After years of greenwashing and a shock delivered in the context of the Russian invasion of Ukraine, the SEC is set to enforce more truth in advertising around ESG. Head of Solutions Consulting offers starting points.
When Upton Sinclair published The Jungle in 1906, he intended to shed light on the inhumane living and working conditions of industrial workers. The legacy of the book, though, is the public outcry over descriptions of stomach-turning health violations in the late 19th and early 20th century meat industry. These revelations led to the Meat Inspection Act of 1906.
The Jungle and the inspection act that followed account for just one of the landmark cases of regulatory intervention to protect and educate consumers on what’s inside the goods they’re buying. America swiftly agreed people should know what they’re eating.
History proves a shock is often necessary to ignite change. We see this play out again and again in financial sector.
Now, we’re faced with a new shock to the system, Russia’s invasion of Ukraine. This attack has very serious and grave implications at local, national, and international levels. One of the headlines for the crisis, as it relates to the financial sector: a surprising number of ESG funds had exposure to Russia and have suffered significant losses because of it. According to Bloomberg:
Fund managers touting environmental, social and governance standards held at least $8.3 billion in Russian assets right before President Vladimir Putin launched a war on Ukraine. The figure is based on an analysis by Bloomberg of roughly 4,800 ESG funds representing more than $2.3 trillion in total assets. Of those, about 300 were directly exposed to Russia, though the figure may be higher.
Oil and gas companies, fast food chains, and more shut down Russian operations as governments and the public demand harsh economic sanctions. And likely, there’s soon to be growing outcry that many ESG funds in the market had meaningful exposure to Russia leading up to the invasion.
In recent years, the question of marketing (supposedly) ESG-friendly funds to the public has been regularly discussed and debated. Not much has been done.
Today, those with intimate knowledge of stock market mechanics understand not all ESG funds are as advertised. Many fund managers are thought to be greenwashing their products sold to the public.
Gensler and the SEC are already on the hunt to better inform consumers of what they’re investing in.
If it’s easy to tell if milk is fat-free by just looking at the nutrition label, it might be time to make it easier to tell if “green” or “sustainable” funds are really what they say they are. pic.twitter.com/RbabGQmUXQ
— Gary Gensler (@GaryGensler) March 1, 2022
As Bloomberg puts it, Gensler “is making it clear he’s skeptical the hundreds of investment funds that tout ESG credentials are as green or socially conscious as advertised.” In response, the SEC is working to implement new disclosure requirements regarding investment adviser vehicles that market ESG benefits, so called impact investing.
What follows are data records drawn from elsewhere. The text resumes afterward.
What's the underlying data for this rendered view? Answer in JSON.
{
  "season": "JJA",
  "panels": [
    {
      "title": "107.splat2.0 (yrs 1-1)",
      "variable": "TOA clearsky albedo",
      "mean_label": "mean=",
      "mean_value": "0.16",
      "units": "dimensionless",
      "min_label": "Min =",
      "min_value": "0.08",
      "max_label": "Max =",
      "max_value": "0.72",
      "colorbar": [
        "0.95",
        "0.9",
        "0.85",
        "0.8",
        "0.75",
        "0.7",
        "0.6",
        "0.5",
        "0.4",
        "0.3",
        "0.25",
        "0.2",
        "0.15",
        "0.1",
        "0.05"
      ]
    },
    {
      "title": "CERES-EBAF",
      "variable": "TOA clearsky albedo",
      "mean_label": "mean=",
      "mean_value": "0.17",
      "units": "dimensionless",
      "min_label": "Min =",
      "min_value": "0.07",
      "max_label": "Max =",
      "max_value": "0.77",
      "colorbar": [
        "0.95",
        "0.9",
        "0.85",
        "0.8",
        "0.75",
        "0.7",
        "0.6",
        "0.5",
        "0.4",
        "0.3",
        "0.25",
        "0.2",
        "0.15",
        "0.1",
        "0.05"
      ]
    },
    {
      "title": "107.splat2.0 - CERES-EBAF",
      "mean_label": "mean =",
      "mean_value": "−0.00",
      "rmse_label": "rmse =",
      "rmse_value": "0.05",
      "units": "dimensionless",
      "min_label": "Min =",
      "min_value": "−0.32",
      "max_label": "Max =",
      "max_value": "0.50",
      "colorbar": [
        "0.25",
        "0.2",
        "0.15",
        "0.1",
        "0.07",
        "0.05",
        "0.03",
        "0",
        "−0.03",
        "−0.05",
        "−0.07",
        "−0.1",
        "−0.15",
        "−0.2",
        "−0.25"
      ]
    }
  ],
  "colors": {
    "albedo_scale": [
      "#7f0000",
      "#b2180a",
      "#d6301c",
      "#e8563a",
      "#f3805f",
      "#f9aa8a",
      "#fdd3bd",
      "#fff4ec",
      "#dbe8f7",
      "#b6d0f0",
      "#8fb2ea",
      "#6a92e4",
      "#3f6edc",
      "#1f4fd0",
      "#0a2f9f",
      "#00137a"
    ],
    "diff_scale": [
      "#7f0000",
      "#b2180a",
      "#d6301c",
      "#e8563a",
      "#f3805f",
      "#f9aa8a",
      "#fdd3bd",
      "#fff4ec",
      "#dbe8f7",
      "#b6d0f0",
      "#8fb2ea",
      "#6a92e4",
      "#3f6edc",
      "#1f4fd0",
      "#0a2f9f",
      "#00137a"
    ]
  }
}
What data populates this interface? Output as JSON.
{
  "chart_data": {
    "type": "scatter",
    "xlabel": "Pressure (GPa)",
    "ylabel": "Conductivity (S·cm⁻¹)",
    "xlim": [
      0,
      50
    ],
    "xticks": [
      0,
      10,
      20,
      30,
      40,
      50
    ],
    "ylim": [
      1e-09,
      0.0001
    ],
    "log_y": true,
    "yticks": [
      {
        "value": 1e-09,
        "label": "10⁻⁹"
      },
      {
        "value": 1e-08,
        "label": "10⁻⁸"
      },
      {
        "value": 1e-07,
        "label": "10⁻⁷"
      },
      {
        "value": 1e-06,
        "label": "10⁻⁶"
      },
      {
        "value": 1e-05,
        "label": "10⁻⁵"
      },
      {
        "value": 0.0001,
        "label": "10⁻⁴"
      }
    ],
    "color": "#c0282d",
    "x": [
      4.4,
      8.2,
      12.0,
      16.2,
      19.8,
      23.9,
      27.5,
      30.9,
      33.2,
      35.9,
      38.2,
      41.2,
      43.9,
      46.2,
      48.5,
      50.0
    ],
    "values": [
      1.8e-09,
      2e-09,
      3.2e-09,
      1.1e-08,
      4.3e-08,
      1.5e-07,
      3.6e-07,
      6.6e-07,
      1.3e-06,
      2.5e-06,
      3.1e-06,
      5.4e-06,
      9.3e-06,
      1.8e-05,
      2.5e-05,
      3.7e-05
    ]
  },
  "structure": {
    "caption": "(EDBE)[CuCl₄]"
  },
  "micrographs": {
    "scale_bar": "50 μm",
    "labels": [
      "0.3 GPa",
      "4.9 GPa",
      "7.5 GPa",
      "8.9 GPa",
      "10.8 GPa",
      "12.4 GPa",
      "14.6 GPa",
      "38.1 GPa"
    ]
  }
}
In fact, ESG has been made one of the top exam priorities by the SEC. The SEC says that their examinations division will also review whether fund proxy votes are in alignment with its ESG-related disclosures and mandates in addition whether there are misrepresentations of ESG factors.
After years of little activity, new ESG rules and regulations are coming swiftly and comprehensively. Here are three things that fund managers can do.
1. Start preparing for new disclosure and reporting requirements as well as examination requirements. What are you doing currently, if anything, and how do you bridge that gap? Managers who deploy a strategic, thoughtful approach to ESG investment are more likely to navigate the changes with less disruption.
2. Start tracking ESG engagements & analysis. If not already, put in place policies and systems to track ESG-related engagements and analysis. Many funds that we work with use VerityRMS to track engagements using our intuitive, in-app notetaking capabilities and a dedicated dashboard (pictured below).
3. Start thinking about transparency. Demonstrate to institutional LPs, retail investors, and the SEC that your organization takes these risks seriously and has the means to manage them effectively.
There is appetite and momentum for more truth in ESG investing. Funds can make it easier on themselves by getting ahead of the changes ahead.